Even an aspiring student of law knows that Article 246 (1) gives Parliament the exclusive right to make laws on matters enumerated in the Union List in the Seventh Schedule of the Constitution. In other words, Entry 8 in the Union list enunciated in the government’s response merely gives it the legislative power to enact a statute to bring a Central Bureau of Intelligence to be called by whatever name (IB or BI) into existence. A mere mention of a subject in the laundry list of legislative powers neither gives an organisation life or legitimacy. Unfortunately, no such law has ever been enacted by successive governments since the commencement of the Constitution.

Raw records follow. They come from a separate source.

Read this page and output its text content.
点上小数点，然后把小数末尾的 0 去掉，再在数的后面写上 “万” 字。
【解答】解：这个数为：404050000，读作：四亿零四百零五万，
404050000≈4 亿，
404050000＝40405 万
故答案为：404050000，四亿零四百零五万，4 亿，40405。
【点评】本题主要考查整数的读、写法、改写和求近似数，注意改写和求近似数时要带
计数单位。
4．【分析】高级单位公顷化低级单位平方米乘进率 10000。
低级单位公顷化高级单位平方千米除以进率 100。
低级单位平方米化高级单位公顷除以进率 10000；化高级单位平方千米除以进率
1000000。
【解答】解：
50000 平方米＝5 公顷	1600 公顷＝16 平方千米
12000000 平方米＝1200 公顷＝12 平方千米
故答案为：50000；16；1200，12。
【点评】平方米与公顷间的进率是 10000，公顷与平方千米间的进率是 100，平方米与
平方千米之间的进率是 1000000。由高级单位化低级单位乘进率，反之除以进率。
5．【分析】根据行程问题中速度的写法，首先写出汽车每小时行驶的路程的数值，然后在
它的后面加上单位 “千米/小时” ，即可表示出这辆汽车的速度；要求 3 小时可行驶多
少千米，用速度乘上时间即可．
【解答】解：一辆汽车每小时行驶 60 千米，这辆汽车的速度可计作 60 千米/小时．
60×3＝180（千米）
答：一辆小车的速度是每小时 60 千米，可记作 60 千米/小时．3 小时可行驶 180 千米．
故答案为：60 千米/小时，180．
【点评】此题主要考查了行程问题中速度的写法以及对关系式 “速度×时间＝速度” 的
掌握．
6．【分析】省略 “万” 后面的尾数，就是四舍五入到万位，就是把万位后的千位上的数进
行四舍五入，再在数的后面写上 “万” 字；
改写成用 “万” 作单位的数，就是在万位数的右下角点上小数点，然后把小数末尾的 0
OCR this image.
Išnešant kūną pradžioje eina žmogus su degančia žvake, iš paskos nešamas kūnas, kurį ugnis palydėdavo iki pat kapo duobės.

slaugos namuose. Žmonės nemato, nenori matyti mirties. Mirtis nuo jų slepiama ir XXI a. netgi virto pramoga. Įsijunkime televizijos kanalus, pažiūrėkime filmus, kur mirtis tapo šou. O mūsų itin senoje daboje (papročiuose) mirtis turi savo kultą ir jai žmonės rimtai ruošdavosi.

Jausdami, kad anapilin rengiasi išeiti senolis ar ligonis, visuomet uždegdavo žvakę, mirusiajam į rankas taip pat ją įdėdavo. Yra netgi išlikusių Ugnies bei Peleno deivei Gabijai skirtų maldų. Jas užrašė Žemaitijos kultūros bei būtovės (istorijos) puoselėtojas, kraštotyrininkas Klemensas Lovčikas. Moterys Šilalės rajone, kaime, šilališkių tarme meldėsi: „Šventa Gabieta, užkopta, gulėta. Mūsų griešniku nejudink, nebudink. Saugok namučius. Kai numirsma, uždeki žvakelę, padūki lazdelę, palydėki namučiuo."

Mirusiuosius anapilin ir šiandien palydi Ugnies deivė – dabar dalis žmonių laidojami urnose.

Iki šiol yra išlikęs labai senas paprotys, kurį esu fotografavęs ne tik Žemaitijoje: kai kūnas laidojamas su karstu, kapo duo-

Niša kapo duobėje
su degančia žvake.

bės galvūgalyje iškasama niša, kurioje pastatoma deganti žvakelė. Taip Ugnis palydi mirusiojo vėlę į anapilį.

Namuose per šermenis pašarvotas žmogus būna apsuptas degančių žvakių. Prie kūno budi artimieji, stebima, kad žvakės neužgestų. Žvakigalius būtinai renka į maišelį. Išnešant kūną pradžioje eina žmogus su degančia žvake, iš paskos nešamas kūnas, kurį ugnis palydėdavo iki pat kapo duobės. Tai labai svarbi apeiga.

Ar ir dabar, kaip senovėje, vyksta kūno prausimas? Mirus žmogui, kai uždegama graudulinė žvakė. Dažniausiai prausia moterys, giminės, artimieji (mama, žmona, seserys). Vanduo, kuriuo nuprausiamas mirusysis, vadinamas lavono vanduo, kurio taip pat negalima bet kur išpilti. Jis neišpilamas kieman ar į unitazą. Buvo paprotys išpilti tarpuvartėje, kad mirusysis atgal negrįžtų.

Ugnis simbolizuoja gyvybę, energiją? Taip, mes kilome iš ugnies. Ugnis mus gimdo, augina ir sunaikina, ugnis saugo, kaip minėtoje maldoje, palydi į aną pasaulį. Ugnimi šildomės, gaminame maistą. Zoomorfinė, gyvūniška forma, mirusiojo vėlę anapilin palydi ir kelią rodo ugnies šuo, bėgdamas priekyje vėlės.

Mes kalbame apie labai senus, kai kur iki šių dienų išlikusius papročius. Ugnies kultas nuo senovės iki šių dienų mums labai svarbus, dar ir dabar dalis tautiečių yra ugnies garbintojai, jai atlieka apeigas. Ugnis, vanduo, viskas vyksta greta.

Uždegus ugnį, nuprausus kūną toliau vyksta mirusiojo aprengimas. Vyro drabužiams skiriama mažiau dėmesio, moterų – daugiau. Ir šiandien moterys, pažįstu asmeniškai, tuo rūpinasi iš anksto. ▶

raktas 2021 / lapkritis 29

Similar is the case of India’s external intelligence service, the Research and Analysis Wing. In response to the question about the law/statute which gives R&AW the powers/authority to discharge its functions/mandate efficaciously and efficiently, the government did not try and hide behind any obfuscation but candidly admitted, “There is no separate/specific statute governing the functions/mandate of the R&AW”. However, in 2000, following the report of the task force on Intelligence Apparatus which examined the entire intelligence system in the country, a formal charter listing the scope and mandate of the R&AW was formally approved by the Government of India”.
Contrast this with the position in various other countries of the world. The Central Intelligence Agency (CIA) of the United States was created by the National Security Act of 1947 and specifically empowered by the Central Intelligence Agency Act of 1949 (CIA Act) to carry out the duties assigned to it by the 1947 Act. MI5, the domestic intelligence service of the United Kingdom, draws its legal authority from the Security Services Act, 1989, and its sister organisation, of James Bond fame, MI6, or the SIS, from the 1994 Intelligence Services Act, thereby subjecting it’s activities to the scrutiny of the British Parliament’s Intelligence and Security Committee.
The Foreign Intelligence Service of Russia draws its legal basis from the Law on Foreign Intelligence Organs, 1996. The German Federal Intelligence Service, Bundesnachrichtendienst (BND), draws its legal sustenance from the Federal Intelligence Service Law, 1990. Its activities are supervised by the Parliamentary Control Commission (PKK) for intelligence services which in turn is empowered by the law as per the Parliamentary Control of Intelligence Activities, 1978. Even in Japan, the Public Security Intelligence Agency, that, after its reorganisation in 1996, started focusing upon foreign intelligence collection, is empowered by the Subversive Activities Prevention Law that came into force on July 21, 1952.
Both from the national security and the civil liberties point of view, it is inappropriate to allow law enforcement and intelligence services to function without a sound and well-defined legal basis. There can be no case that an equivocal or indeterminate legal mandate gives greater operational flexibility. In fact, in an information and litigation age, it has both, an inhibiting and, worse, a debilitating impact as a lot of people who have spent a lifetime doing cloak and dagger stuff admit with some degree of caveats.
In order to surmount this lacuna, after structured consolations with a host of former intelligence Czars (facilitated by the Observer Research Foundation), I moved a Private Members Bill entitled, The Intelligence Services (Powers and Regulation Bill), 2011, on August 5, 2011. The bill unfortunately lapsed when I moved to government in October 2012.
However, this is an idea whose time has come. This bill or a variant needs to be introduced as a government bill post the 2019 elections.